Is business purpose the key to sustainable growth?
Fry’s Family Foods needed a buyer that would align to its purpose and mission.
Vegetarian and vegan diets are growing in popularity. With the rise of the conscious consumer, while not forgoing meat entirely, a growing number of people around the world are seeing the potential benefits of supplementing their diets with more and more plant-based meals – to their health, and the health of the planet.
Animal-based foodstuffs can also have a significant impact on global emissions. Around 14.5% of annual global greenhouse emissions are accounted for by the meat and dairy industry. Meat provides just 18% of the world's calorie intake, but uses 83% of farmland. On top of this, the high levels of saturated fats present in traditional processed meat have been associated with a range of health issues.
Helping promote this transition to more plant-based diets are a range of companies offering food substitutes that aim to accurately replicate the taste, smell and texture of real meat.
Among these companies is South Africa’s Fry’s Family Foods (Fry’s), established by husband-and-wife team Wally and Debbie Fry in 1991. It was not an expected career move for Wally, a livestock trader and the son of farmers. But when he married Debbie, a vegetarian, his eyes were opened to a whole new world of food.
“When I first mentioned to Wally that I was a vegetarian, he was shocked,” says Debbie Fry, Co-Founder and Director, Fry’s Family Foods. “I don't think he'd ever heard of a vegetarian before.” Slowly, Wally was drawn in by the ethical considerations of meat-free living. However, he struggled to find an adequate replacement for the flavor and texture of meat. So, they decided to create an alternative – which eventually grew into Fry’s Family Foods.
For the last 30 years, Fry’s has been at the cutting edge of the plant-based meat world, and during that time it has grown substantially, eventually exporting to more than 20 countries globally. However, the company began to reach its growth limits, logistically and infrastructurally.

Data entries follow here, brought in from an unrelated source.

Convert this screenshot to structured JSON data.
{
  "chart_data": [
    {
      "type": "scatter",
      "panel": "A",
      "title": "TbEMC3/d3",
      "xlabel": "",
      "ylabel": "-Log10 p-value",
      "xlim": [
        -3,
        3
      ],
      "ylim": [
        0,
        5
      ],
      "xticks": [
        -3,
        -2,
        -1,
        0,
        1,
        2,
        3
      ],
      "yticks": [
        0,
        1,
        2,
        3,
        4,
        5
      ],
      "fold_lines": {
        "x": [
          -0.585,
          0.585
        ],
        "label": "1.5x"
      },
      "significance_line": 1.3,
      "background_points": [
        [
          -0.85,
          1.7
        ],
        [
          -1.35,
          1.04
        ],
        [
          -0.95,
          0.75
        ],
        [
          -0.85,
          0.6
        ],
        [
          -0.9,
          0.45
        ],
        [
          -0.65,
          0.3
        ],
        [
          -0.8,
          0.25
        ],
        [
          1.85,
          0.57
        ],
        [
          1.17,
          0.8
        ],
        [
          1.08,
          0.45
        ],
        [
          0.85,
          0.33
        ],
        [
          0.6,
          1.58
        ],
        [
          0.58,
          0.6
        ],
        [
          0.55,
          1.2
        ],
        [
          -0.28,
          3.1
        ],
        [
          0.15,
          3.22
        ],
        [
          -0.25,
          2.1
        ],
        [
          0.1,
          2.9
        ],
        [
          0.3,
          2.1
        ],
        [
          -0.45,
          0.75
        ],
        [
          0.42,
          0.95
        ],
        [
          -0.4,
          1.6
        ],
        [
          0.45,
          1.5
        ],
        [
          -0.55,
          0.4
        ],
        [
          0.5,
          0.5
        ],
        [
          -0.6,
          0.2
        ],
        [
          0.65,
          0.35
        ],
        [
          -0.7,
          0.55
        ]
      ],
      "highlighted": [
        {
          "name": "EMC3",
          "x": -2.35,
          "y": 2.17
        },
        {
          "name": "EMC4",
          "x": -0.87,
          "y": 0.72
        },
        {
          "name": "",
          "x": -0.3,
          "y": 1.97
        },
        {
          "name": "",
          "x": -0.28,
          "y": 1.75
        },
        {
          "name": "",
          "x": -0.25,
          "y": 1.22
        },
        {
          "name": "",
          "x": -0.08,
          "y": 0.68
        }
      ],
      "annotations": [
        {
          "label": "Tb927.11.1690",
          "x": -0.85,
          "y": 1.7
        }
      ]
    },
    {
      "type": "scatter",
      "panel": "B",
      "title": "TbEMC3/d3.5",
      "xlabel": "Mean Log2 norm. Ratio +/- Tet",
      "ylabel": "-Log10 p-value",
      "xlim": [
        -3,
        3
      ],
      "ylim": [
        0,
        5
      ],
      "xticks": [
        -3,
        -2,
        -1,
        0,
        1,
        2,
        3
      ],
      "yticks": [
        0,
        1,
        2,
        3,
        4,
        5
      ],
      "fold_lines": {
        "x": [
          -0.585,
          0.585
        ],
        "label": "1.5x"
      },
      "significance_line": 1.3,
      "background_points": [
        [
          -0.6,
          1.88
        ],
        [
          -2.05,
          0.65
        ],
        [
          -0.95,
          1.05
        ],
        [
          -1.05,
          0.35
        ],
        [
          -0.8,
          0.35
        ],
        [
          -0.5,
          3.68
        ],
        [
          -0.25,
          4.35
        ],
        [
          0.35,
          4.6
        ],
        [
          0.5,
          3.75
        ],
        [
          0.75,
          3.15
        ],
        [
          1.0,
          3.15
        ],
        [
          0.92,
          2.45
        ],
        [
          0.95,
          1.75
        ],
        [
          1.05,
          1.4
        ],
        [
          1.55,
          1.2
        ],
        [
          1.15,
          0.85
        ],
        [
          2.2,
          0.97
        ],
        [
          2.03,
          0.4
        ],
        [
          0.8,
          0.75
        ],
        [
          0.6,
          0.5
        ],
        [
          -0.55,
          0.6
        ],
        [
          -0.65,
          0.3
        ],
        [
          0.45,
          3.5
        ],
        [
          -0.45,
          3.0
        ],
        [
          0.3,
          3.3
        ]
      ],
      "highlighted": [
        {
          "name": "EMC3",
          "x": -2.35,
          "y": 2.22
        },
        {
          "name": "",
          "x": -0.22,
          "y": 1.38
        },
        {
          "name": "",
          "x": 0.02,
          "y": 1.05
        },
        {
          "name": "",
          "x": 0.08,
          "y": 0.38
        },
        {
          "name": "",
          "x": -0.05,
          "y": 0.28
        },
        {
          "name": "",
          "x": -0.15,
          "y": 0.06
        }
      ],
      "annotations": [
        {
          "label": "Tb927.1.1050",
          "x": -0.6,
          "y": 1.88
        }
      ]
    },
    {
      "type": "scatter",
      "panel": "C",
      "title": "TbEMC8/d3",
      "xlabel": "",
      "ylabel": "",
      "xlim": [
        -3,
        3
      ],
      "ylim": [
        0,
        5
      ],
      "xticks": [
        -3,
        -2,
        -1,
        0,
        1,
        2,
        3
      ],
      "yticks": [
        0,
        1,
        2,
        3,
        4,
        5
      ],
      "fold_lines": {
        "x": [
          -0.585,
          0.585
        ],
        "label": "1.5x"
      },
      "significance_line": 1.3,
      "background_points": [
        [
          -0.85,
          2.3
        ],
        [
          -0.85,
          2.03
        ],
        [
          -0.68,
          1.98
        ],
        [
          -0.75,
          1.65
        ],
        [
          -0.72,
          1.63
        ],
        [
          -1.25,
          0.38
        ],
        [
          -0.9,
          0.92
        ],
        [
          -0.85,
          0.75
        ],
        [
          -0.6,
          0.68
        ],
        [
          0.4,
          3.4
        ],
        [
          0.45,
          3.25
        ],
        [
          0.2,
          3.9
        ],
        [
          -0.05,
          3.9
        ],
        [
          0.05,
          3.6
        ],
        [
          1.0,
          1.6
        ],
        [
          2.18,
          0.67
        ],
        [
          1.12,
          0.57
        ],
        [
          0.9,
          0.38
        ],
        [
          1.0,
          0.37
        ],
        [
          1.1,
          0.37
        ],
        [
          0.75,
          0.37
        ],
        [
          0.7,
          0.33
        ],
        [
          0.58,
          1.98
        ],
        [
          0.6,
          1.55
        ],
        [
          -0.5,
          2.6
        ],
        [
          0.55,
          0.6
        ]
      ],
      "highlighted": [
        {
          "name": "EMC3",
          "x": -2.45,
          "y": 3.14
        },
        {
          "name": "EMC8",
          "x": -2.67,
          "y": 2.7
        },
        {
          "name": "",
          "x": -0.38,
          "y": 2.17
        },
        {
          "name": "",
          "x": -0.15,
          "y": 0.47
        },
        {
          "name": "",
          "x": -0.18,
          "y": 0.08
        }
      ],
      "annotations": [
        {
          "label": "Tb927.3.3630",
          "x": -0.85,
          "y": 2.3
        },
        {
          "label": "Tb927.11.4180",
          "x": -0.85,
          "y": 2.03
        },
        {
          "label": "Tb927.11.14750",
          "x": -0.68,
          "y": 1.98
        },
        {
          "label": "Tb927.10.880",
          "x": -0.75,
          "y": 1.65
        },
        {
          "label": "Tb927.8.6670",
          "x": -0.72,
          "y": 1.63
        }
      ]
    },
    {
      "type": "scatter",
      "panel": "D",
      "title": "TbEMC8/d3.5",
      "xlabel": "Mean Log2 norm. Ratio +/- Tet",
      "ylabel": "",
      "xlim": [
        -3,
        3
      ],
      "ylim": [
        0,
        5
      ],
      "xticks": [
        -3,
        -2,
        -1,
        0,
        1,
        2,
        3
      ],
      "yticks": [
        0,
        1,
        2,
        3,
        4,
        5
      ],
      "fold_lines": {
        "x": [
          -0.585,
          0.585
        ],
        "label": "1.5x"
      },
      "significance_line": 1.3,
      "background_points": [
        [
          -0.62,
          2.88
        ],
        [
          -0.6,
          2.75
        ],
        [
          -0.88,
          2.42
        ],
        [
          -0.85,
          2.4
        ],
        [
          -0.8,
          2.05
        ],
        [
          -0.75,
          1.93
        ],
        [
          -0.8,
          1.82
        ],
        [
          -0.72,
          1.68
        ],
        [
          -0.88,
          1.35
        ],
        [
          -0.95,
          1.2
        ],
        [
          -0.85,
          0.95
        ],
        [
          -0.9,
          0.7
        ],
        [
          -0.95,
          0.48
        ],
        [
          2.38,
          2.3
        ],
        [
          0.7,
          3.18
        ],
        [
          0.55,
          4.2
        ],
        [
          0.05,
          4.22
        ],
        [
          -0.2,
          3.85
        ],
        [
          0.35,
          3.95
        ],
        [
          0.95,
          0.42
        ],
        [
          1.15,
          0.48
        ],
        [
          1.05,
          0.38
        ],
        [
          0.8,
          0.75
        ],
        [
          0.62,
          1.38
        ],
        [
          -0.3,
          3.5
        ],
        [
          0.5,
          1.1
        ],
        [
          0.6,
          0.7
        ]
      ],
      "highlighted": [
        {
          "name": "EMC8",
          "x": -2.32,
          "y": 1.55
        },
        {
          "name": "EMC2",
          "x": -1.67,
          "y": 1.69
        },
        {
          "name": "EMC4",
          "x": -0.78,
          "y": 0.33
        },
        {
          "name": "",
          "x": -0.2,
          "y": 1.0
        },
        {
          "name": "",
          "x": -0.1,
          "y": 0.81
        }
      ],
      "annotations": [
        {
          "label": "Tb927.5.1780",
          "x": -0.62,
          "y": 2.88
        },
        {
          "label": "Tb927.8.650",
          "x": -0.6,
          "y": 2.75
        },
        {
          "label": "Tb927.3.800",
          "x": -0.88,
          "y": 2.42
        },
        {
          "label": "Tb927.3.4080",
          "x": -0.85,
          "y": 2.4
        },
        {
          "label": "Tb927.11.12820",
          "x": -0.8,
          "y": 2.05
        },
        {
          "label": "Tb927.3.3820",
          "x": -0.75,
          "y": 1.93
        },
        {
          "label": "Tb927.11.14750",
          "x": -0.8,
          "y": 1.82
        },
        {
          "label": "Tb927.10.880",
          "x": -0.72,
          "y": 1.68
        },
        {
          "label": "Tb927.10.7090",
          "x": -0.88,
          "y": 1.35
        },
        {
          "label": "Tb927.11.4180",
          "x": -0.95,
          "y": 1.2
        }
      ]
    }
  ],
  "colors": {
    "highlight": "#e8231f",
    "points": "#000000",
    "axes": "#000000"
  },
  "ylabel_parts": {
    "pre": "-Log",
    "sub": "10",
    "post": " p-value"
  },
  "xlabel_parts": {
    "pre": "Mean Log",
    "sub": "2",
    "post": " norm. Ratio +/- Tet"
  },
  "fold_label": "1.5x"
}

“We began to realize that to take Fry’s to the next level we needed to make it part of a global organization,” says Wally.
The Fry’s brand was an attractive proposition for prospective buyers and caught the attention of EY teams. Rahul Agrawal, Strategy and Transactions Associate Partner M&A at Ernst & Young - South Africa, was among those who saw the potential in the business ahead of the market. “With our focus on supporting entrepreneurship globally, Fry’s had been a previous EY Entrepreneur of the year winner. We had observed the Fry's Family Foods business in particular, as one of the companies with a highly differentiated approach and one that actually contributed to solving these very global issues,” he says.
“What’s more, I personally found it very exciting – I even reached out to Wally and the family three years before the transaction and we kept in touch before EY teams were engaged with the deal,” he says.
Wally’s and Debbie’s commitment to purpose meant that beyond a suitable financial outcome, their core ambition was to find a business partner who would honor the purpose of the Fry’s brand and help promote their business and family legacy in a meaningful way.